Clarich v. State

Appellant takes the position that the evidence heard on the motion for new trial makes no issue on the question of the misconduct of the jury. In view of his contention we have again carefully gone over all of the testimony presented on the hearing of the motion for new trial. We are unable to agree that no issue of fact was raised by such evidence. The trial court decided it in favor of the State. The rule controlling is stated very clearly in Day v. State, 120 Tex.Crim. R.,48 S.W.2d 266, as follows: "In cases where, as in the present instance, the evidence heard on the motion for new trial is conflicting as to the existence of the fact or circumstance upon which the claim of misconduct of the jury is founded, the decision of the trial judge is conclusive upon this Court unless from the record it is apparent that the trial judge was clearly wrong. Such is the rule that has prevailed since the beginning of our jurisprudence. Obviously, there is no other guide when the matter comes before the appellate court. The finding of the judge on conflicting evidence is analogous to the verdict of the jury upon the testimony. In each instance the result is binding on the court unless its unsoundness is demonstrated by the record." We are of opinion the evidence here makes proper the application of said rule. Nothing is observed which indicates any abuse of discretion on the part of the trial court.

Appellant contends that bill of exception number two should be considered because he says the purported qualification to the bill by the court is in fact a contradiction thereof, and that under the authority of Cochrell v. State, 85 Tex. Crim. 326,211 S.W. 939, it is entitled to consideration. We are inclined to the view that the statement upon which appellant relies is out of harmony with the general rule that if appellant accepts and files a bill with a contradictory qualification he is nevertheless bound thereby. In view of the qualification it would not have been inappropriate for the trial judge to have refused the bill, but we apprehend he desired to apprise this Court that the incident complained of did occur but no exception was reserved thereto. When appellant accepted and filed the bill without exception to the qualification he became *Page 288 bound thereby. To support our present holding and that in our original opinion we cite the following cases, in which the qualification was in direct conflict with the bill, and in some of which cases opinions were written by the author of the Cockrell opinion (supra). Evans v. State, 132 Tex.Crim. R.,106 S.W.2d 299; Ralston v. State, 135 Tex.Crim.
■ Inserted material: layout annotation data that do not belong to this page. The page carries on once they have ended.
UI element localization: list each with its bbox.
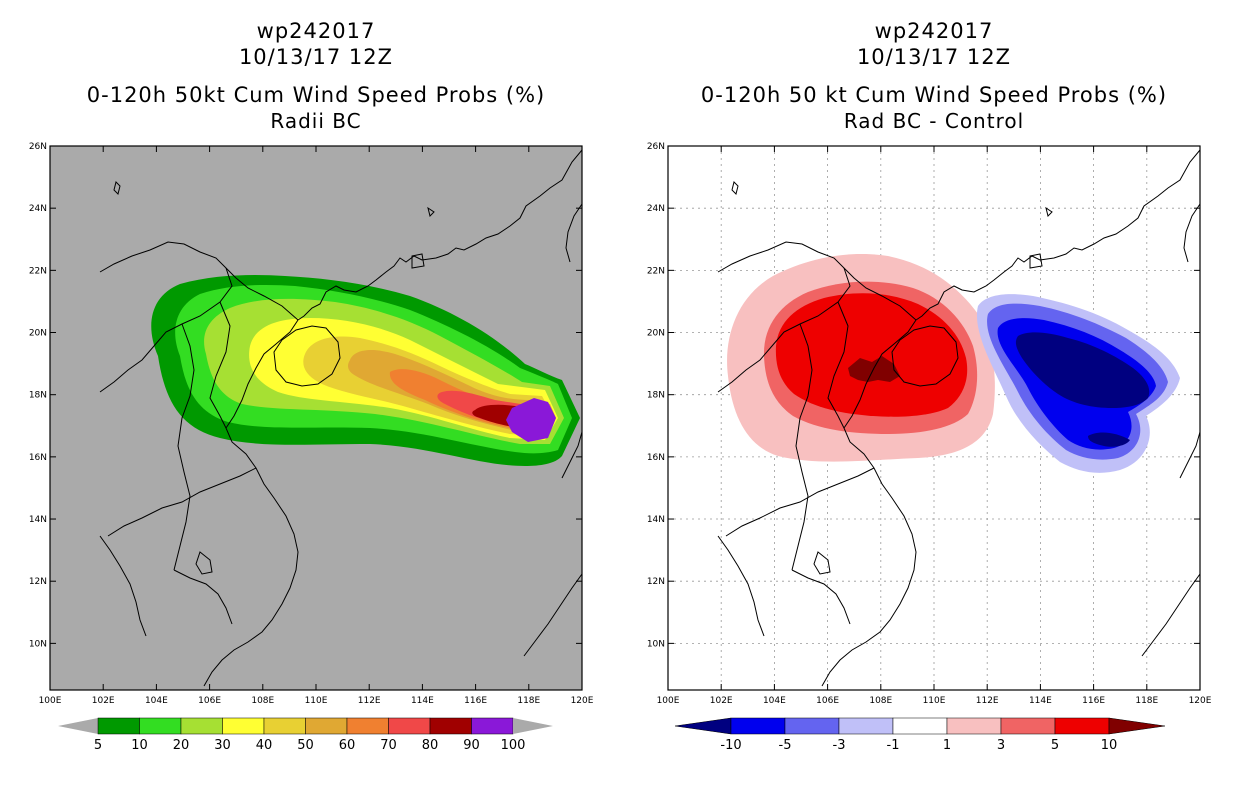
colorbar-label: 5 bbox=[94, 738, 102, 753]
lat-label: 24N bbox=[647, 204, 665, 214]
lon-label: 120E bbox=[571, 696, 594, 706]
colorbar-swatch bbox=[784, 717, 840, 735]
colorbar-label: 20 bbox=[173, 738, 190, 753]
colorbar-label: 5 bbox=[1051, 738, 1059, 753]
lat-label: 26N bbox=[29, 142, 47, 152]
colorbar-swatch bbox=[222, 717, 265, 735]
lon-label: 102E bbox=[92, 696, 115, 706]
lat-label: 20N bbox=[29, 329, 47, 339]
colorbar-swatch bbox=[1000, 717, 1056, 735]
colorbar-label: 30 bbox=[214, 738, 231, 753]
left-title-block: wp242017 10/13/17 12Z 0-120h 50kt Cum Wi… bbox=[50, 18, 582, 134]
right-title-date: 10/13/17 12Z bbox=[856, 45, 1012, 69]
lon-label: 118E bbox=[517, 696, 540, 706]
lat-label: 26N bbox=[647, 142, 665, 152]
lon-label: 110E bbox=[305, 696, 328, 706]
lon-label: 100E bbox=[39, 696, 62, 706]
colorbar-swatch bbox=[730, 717, 786, 735]
right-colorbar: -10 -5 -3 -1 1 3 5 10 bbox=[674, 717, 1166, 753]
lon-label: 106E bbox=[198, 696, 221, 706]
colorbar-swatch bbox=[305, 717, 348, 735]
right-axes: 26N 24N 22N 20N 18N 16N 14N 12N 10N 100E 102E 104E 1… bbox=[647, 142, 1212, 706]
lon-label: 102E bbox=[710, 696, 733, 706]
lat-label: 16N bbox=[647, 453, 665, 463]
lat-label: 12N bbox=[647, 577, 665, 587]
lat-label: 20N bbox=[647, 329, 665, 339]
colorbar-label: 1 bbox=[943, 738, 951, 753]
lat-label: 12N bbox=[29, 577, 47, 587]
colorbar-label: -5 bbox=[779, 738, 792, 753]
lon-label: 104E bbox=[763, 696, 786, 706]
left-title-product: 0-120h 50kt Cum Wind Speed Probs (%) bbox=[86, 83, 546, 107]
colorbar-swatch bbox=[263, 717, 306, 735]
lon-label: 108E bbox=[251, 696, 274, 706]
colorbar-swatch bbox=[946, 717, 1002, 735]
lon-label: 104E bbox=[145, 696, 168, 706]
lon-label: 112E bbox=[358, 696, 381, 706]
colorbar-label: -1 bbox=[887, 738, 900, 753]
lon-label: 108E bbox=[869, 696, 892, 706]
right-diff-contours bbox=[727, 254, 1180, 473]
colorbar-swatch bbox=[346, 717, 389, 735]
lon-label: 110E bbox=[923, 696, 946, 706]
colorbar-label: -10 bbox=[720, 738, 741, 753]
left-title-date: 10/13/17 12Z bbox=[238, 45, 394, 69]
lon-label: 118E bbox=[1135, 696, 1158, 706]
left-prob-contours bbox=[151, 274, 580, 466]
colorbar-swatch bbox=[388, 717, 431, 735]
colorbar-swatch bbox=[429, 717, 472, 735]
lon-label: 120E bbox=[1189, 696, 1212, 706]
lat-label: 18N bbox=[29, 391, 47, 401]
colorbar-swatch bbox=[180, 717, 223, 735]
colorbar-label: 70 bbox=[380, 738, 397, 753]
lat-label: 22N bbox=[647, 266, 665, 276]
colorbar-swatch bbox=[892, 717, 948, 735]
lat-label: 24N bbox=[29, 204, 47, 214]
colorbar-swatch bbox=[838, 717, 894, 735]
colorbar-label: 100 bbox=[501, 738, 526, 753]
colorbar-swatch bbox=[139, 717, 182, 735]
colorbar-arrow-right bbox=[1108, 717, 1166, 735]
left-axes: 26N 24N 22N 20N 18N 16N 14N 12N 10N 100E 102E 104E 1… bbox=[29, 142, 594, 706]
right-map: 26N 24N 22N 20N 18N 16N 14N 12N 10N 100E 102E 104E 1… bbox=[647, 142, 1212, 706]
lon-label: 116E bbox=[464, 696, 487, 706]
colorbar-label: 50 bbox=[297, 738, 314, 753]
lon-label: 114E bbox=[411, 696, 434, 706]
colorbar-swatch bbox=[97, 717, 140, 735]
colorbar-swatch bbox=[471, 717, 514, 735]
lat-label: 22N bbox=[29, 266, 47, 276]
lon-label: 116E bbox=[1082, 696, 1105, 706]
colorbar-label: 3 bbox=[997, 738, 1005, 753]
left-title-subtitle: Radii BC bbox=[270, 109, 362, 133]
left-map: 26N 24N 22N 20N 18N 16N 14N 12N 10N 100E 102E 104E 1… bbox=[29, 142, 594, 706]
lat-label: 16N bbox=[29, 453, 47, 463]
lon-label: 114E bbox=[1029, 696, 1052, 706]
right-title-subtitle: Rad BC - Control bbox=[843, 109, 1025, 133]
colorbar-label: 10 bbox=[131, 738, 148, 753]
colorbar-swatch bbox=[1054, 717, 1110, 735]
colorbar-label: 90 bbox=[463, 738, 480, 753]
colorbar-arrow-left bbox=[58, 718, 98, 734]
lat-label: 18N bbox=[647, 391, 665, 401]
left-title-storm-id: wp242017 bbox=[256, 19, 376, 43]
right-title-product: 0-120h 50 kt Cum Wind Speed Probs (%) bbox=[700, 83, 1168, 107]
colorbar-label: 60 bbox=[339, 738, 356, 753]
right-title-block: wp242017 10/13/17 12Z 0-120h 50 kt Cum W… bbox=[668, 18, 1200, 134]
lat-label: 10N bbox=[647, 639, 665, 649]
colorbar-arrow-right bbox=[513, 718, 553, 734]
right-title-storm-id: wp242017 bbox=[874, 19, 994, 43]
colorbar-label: 40 bbox=[256, 738, 273, 753]
lat-label: 10N bbox=[29, 639, 47, 649]
lon-label: 100E bbox=[657, 696, 680, 706]
colorbar-arrow-left bbox=[674, 717, 732, 735]
lat-label: 14N bbox=[29, 515, 47, 525]
colorbar-label: 80 bbox=[422, 738, 439, 753]
colorbar-label: -3 bbox=[833, 738, 846, 753]
lon-label: 112E bbox=[976, 696, 999, 706]
colorbar-label: 10 bbox=[1101, 738, 1118, 753]
lon-label: 106E bbox=[816, 696, 839, 706]
left-colorbar: 5 10 20 30 40 50 60 70 80 90 100 bbox=[58, 717, 553, 753]
lat-label: 14N bbox=[647, 515, 665, 525]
R.,109 S.W.2d 185; Powell v. State, 134 Tex.Crim. R., 114 S.W.2d 894; King v. State, 135 Tex.Crim. R.,121 S.W.2d 340; Dobbins v. State, 127 Tex.Crim. R., 76 S.W.2d 1057; LeFors v. State, 130 Tex.Crim. R., 94 S.W.2d 738; Yoakum v. State, 131 Tex.Crim. R., 97 S.W.2d 188; Blackerby v. State, 131 Tex.Crim. R., 101 S.W.2d 239; Barnett v. State, 123 Tex.Crim. R., 59 S.W.2d 389; Ray v. State, 116 Tex.Crim. R., 28 S.W.2d 1084; Wilhite v. State,116 Tex. Crim. 314, 27 S.W.2d 817; Jarman v. State,112 Tex. Crim. 239, 16 S.W.2d 130; Vardeman v. State, 106 Tex. Crim. 378,292 S.W. 546; Barnes v. State, 106 Tex.Crim. R.,292 S.W. 548; Smith v. State, 104 Tex.Crim. R.,286 S.W. 223; Walker v. State, 104 Tex.Crim. R., 282 S.W. 245; Brown v. State, 103 Tex.Crim. R., 281 S.W. 210; Hahn v. State, 101 Tex.Crim. R., 276 S.W. 287; Jones v. State,89 Tex. Crim. 6, 229 S.W. 865; Simmons v. State, 93 Tex.Crim. R.,248 S.W. 392; Stevens v. State, 68 Tex.Crim. R.,150 S.W. 944. We have been at some pains to cite authorities because the announcement in Cockrell's case (supra) is given some prominence in 4 Texas Jur., Sec. 192, p. 273. The general rule is stated correctly in Sec. 194.
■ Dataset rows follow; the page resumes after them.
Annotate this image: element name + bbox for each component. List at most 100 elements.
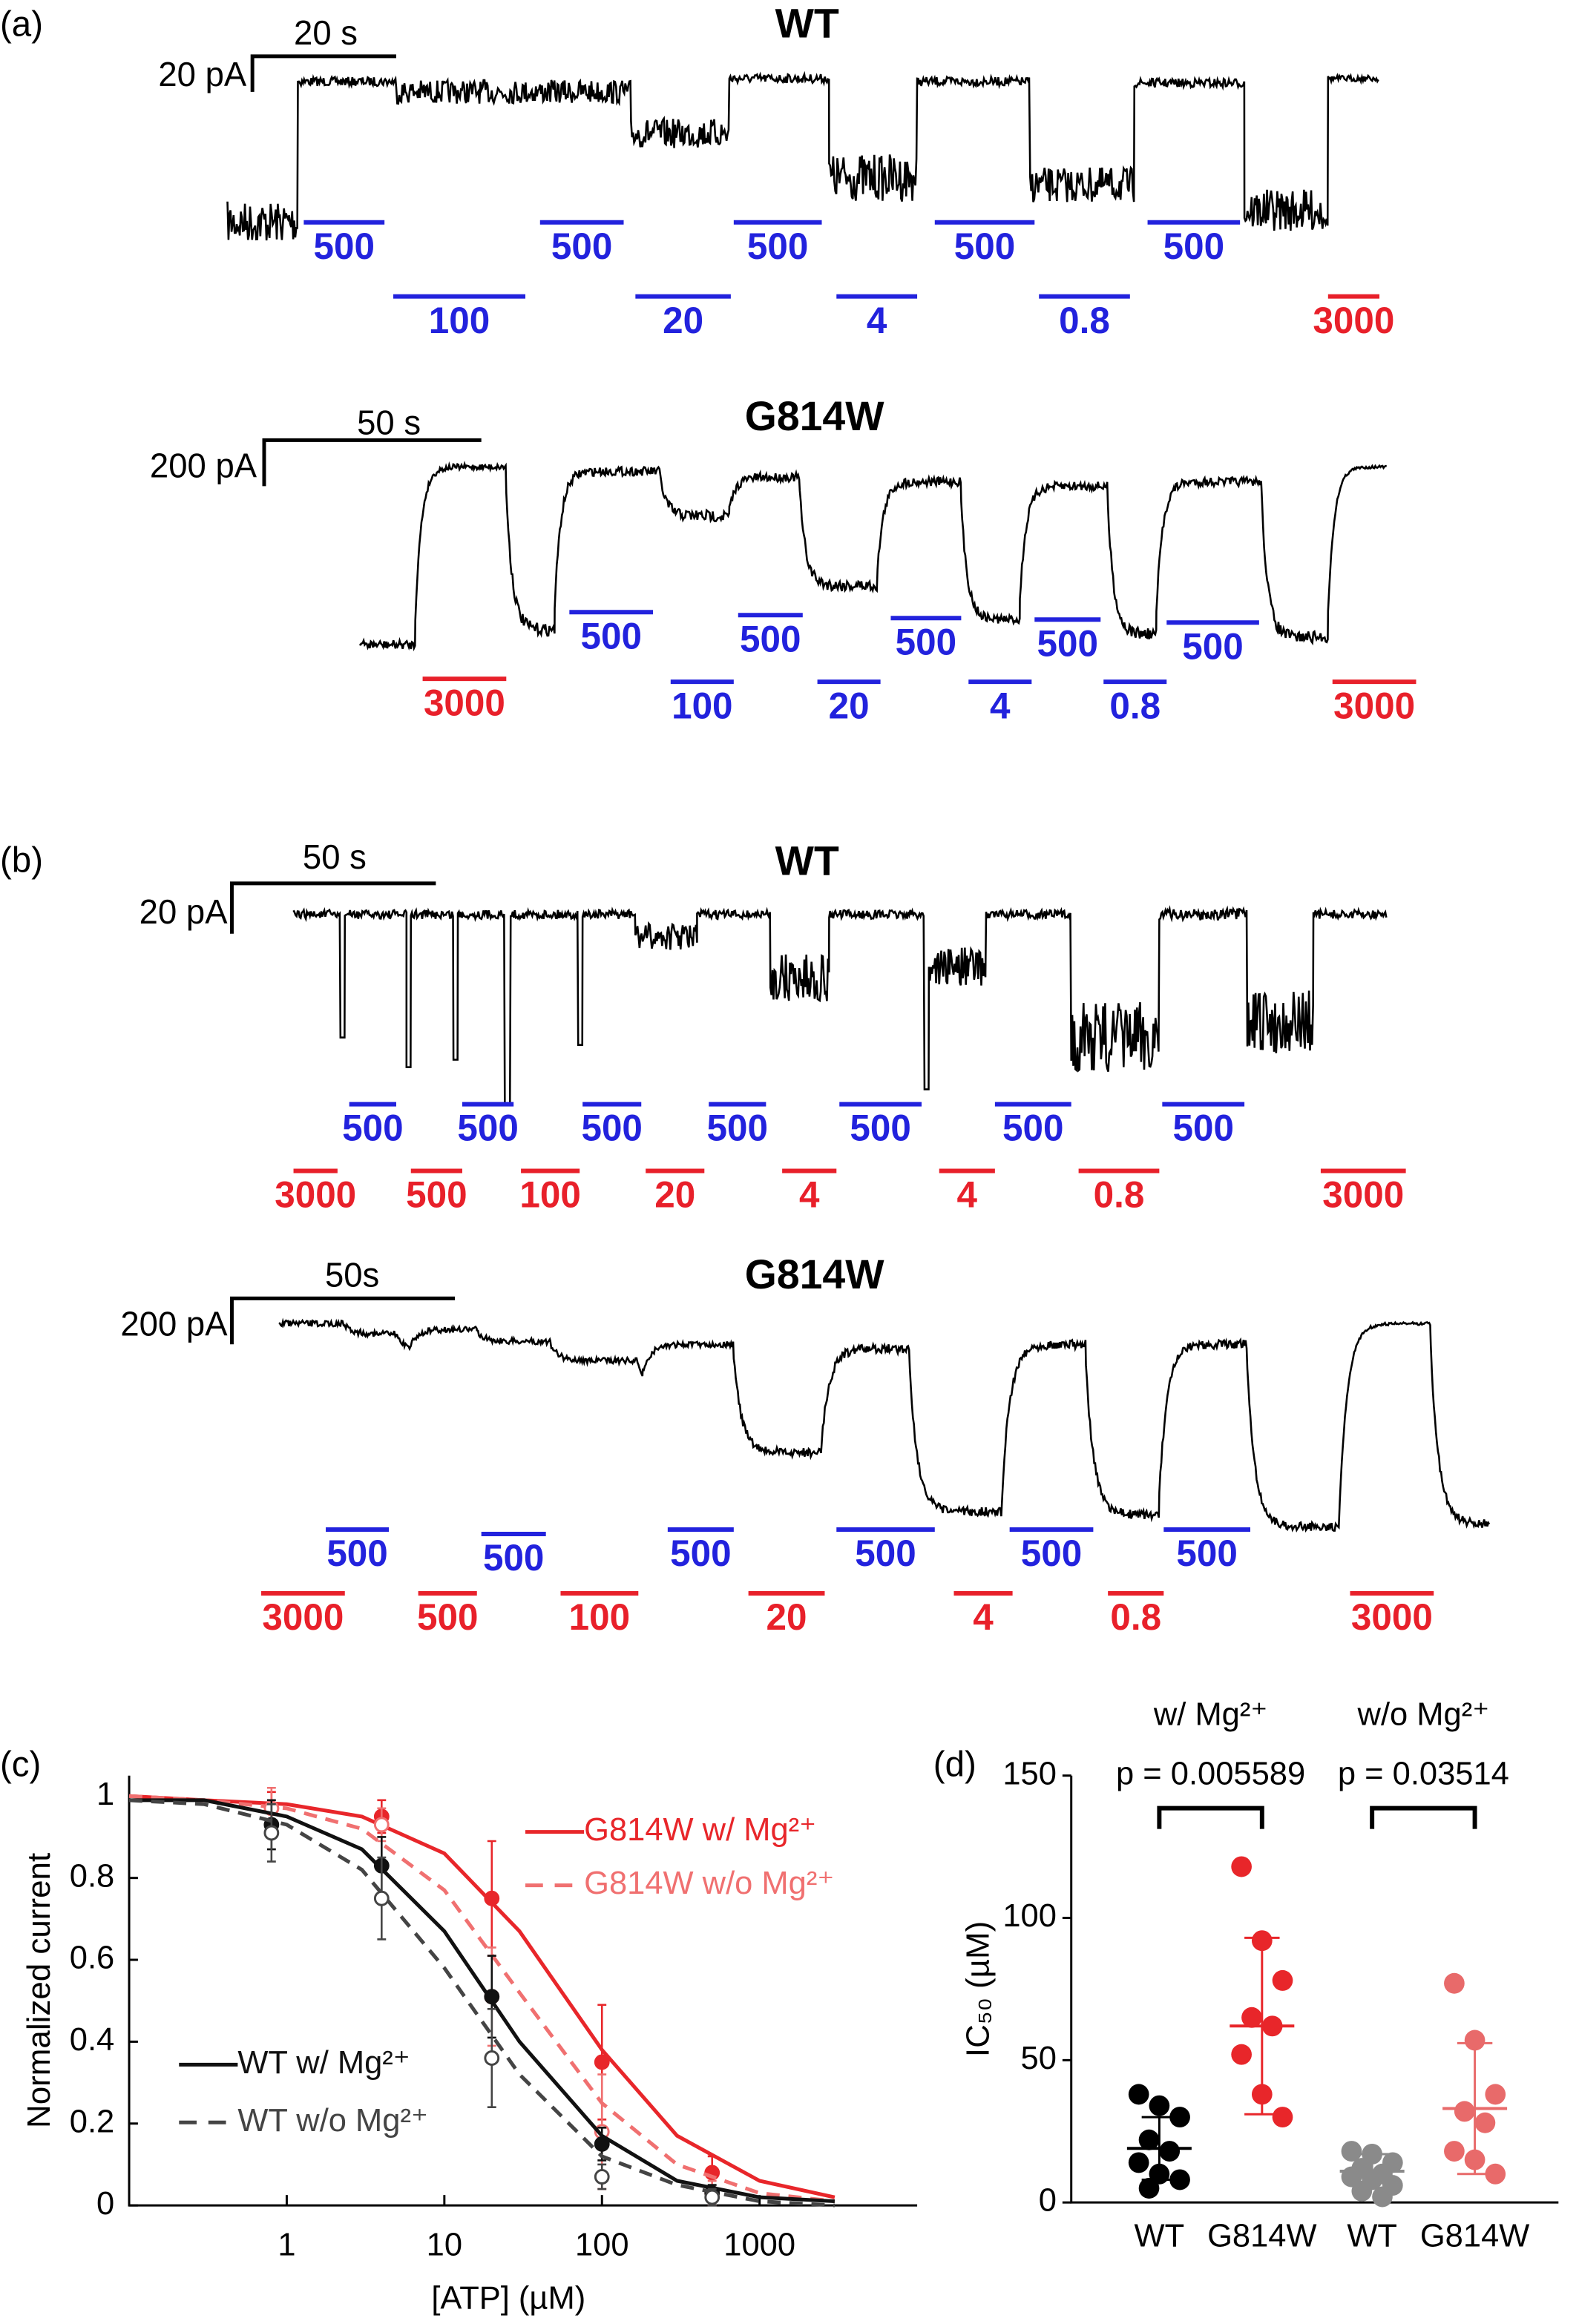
concentration-label: 500 (1163, 226, 1224, 267)
group-label: w/ Mg²⁺ (1153, 1696, 1267, 1732)
sd-bar (1354, 2153, 1390, 2190)
concentration-label: 0.8 (1059, 300, 1110, 341)
panel-label: (c) (0, 1745, 41, 1784)
legend-label: WT w/o Mg²⁺ (237, 2102, 428, 2139)
concentration-label: 20 (654, 1173, 695, 1215)
p-value: p = 0.03514 (1338, 1755, 1509, 1791)
data-point (1485, 2084, 1506, 2105)
current-trace (359, 461, 1387, 652)
concentration-label: 4 (799, 1173, 820, 1215)
panel-label: (d) (933, 1745, 976, 1784)
time-scale: 50s (325, 1256, 379, 1294)
data-point (1351, 2180, 1373, 2202)
concentration-label: 0.8 (1109, 685, 1161, 726)
sd-bar (1141, 2116, 1178, 2181)
group-label: w/o Mg²⁺ (1357, 1696, 1490, 1732)
concentration-label: 500 (954, 226, 1015, 267)
legend-label: WT w/ Mg²⁺ (237, 2044, 410, 2081)
y-tick-label: 0.8 (70, 1857, 114, 1894)
y-tick-label: 0.2 (70, 2103, 114, 2139)
current-scale: 200 pA (150, 447, 257, 484)
data-point (1341, 2141, 1362, 2162)
concentration-label: 100 (569, 1596, 630, 1638)
concentration-label: 500 (1037, 622, 1098, 664)
significance-bracket (1157, 1805, 1264, 1829)
x-tick-label: WT (1135, 2218, 1185, 2254)
time-scale: 20 s (294, 14, 358, 52)
legend-label: G814W w/ Mg²⁺ (584, 1811, 816, 1848)
concentration-label: 3000 (275, 1173, 356, 1215)
data-point (1372, 2186, 1393, 2208)
concentration-label: 500 (1002, 1107, 1063, 1149)
data-point (1138, 2129, 1160, 2150)
data-point (1272, 1969, 1293, 1991)
current-trace (292, 905, 1388, 1105)
concentration-label: 500 (406, 1173, 467, 1215)
significance-bracket (1370, 1805, 1477, 1829)
concentration-label: 3000 (262, 1596, 344, 1638)
x-tick-label: 1000 (723, 2227, 795, 2263)
x-axis-label: [ATP] (µM) (431, 2279, 585, 2316)
data-point (1272, 2107, 1293, 2128)
y-tick-label: 0 (1039, 2182, 1057, 2219)
y-tick-label: 0 (96, 2185, 114, 2222)
data-point (1474, 2112, 1496, 2133)
data-point (1241, 2007, 1262, 2028)
y-tick-label: 0.4 (70, 2021, 114, 2058)
p-value: p = 0.005589 (1116, 1755, 1305, 1791)
y-axis-label: IC₅₀ (µM) (960, 1921, 997, 2057)
concentration-label: 500 (855, 1533, 916, 1574)
data-point (594, 2136, 610, 2152)
scale-bar (230, 1296, 456, 1345)
concentration-label: 3000 (1333, 685, 1415, 726)
x-tick-label: WT (1347, 2218, 1397, 2254)
fit-curve (128, 1798, 836, 2208)
concentration-label: 4 (973, 1596, 994, 1638)
concentration-label: 4 (990, 685, 1011, 726)
data-point (1159, 2141, 1181, 2162)
data-point (1169, 2169, 1190, 2190)
scale-bar (250, 54, 396, 92)
y-tick-label: 1 (96, 1776, 114, 1812)
concentration-label: 3000 (1351, 1596, 1433, 1638)
data-point (1231, 1856, 1252, 1877)
y-tick-label: 100 (1002, 1897, 1057, 1934)
scale-bar (262, 438, 482, 487)
concentration-label: 20 (829, 685, 870, 726)
concentration-label: 500 (707, 1107, 768, 1149)
x-tick-label: G814W (1207, 2218, 1317, 2254)
data-point (1231, 2044, 1252, 2065)
concentration-label: 500 (551, 226, 612, 267)
concentration-label: 500 (457, 1107, 518, 1149)
concentration-label: 500 (1172, 1107, 1233, 1149)
x-tick-label: 10 (427, 2227, 462, 2263)
concentration-label: 20 (663, 300, 703, 341)
y-tick-label: 0.6 (70, 1939, 114, 1975)
scale-bar (230, 881, 436, 934)
panel-label: (b) (0, 840, 43, 880)
concentration-label: 500 (740, 618, 801, 659)
y-tick-label: 150 (1002, 1755, 1057, 1791)
concentration-label: 500 (1182, 625, 1243, 667)
data-point (263, 1825, 280, 1841)
concentration-label: 100 (519, 1173, 580, 1215)
fit-curve (128, 1794, 836, 2199)
concentration-label: 0.8 (1110, 1596, 1161, 1638)
data-point (484, 2050, 500, 2066)
data-point (704, 2189, 720, 2205)
concentration-label: 500 (1021, 1533, 1082, 1574)
concentration-label: 500 (483, 1537, 544, 1579)
fit-curve (129, 1798, 836, 2204)
concentration-label: 500 (1176, 1533, 1237, 1574)
data-point (594, 2054, 610, 2070)
x-tick-label: G814W (1420, 2218, 1530, 2254)
concentration-label: 500 (326, 1533, 387, 1574)
data-point (484, 1989, 500, 2005)
data-point (1138, 2177, 1160, 2199)
data-point (1128, 2152, 1149, 2173)
trace-title: WT (775, 0, 839, 46)
concentration-label: 500 (314, 226, 375, 267)
data-point (594, 2169, 610, 2185)
data-point (1444, 2141, 1465, 2162)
Appellant renews complaint because the trial court refused his special requested charge number one. While said instruction was refused we observe that the trial judge adopted same and incorporated it in his main charge largely using the same language employed in the requested instruction, and generally following the very wording of the special charge. Hence, no error resulted to appellant in refusing to give the instruction in the form of a requested charge.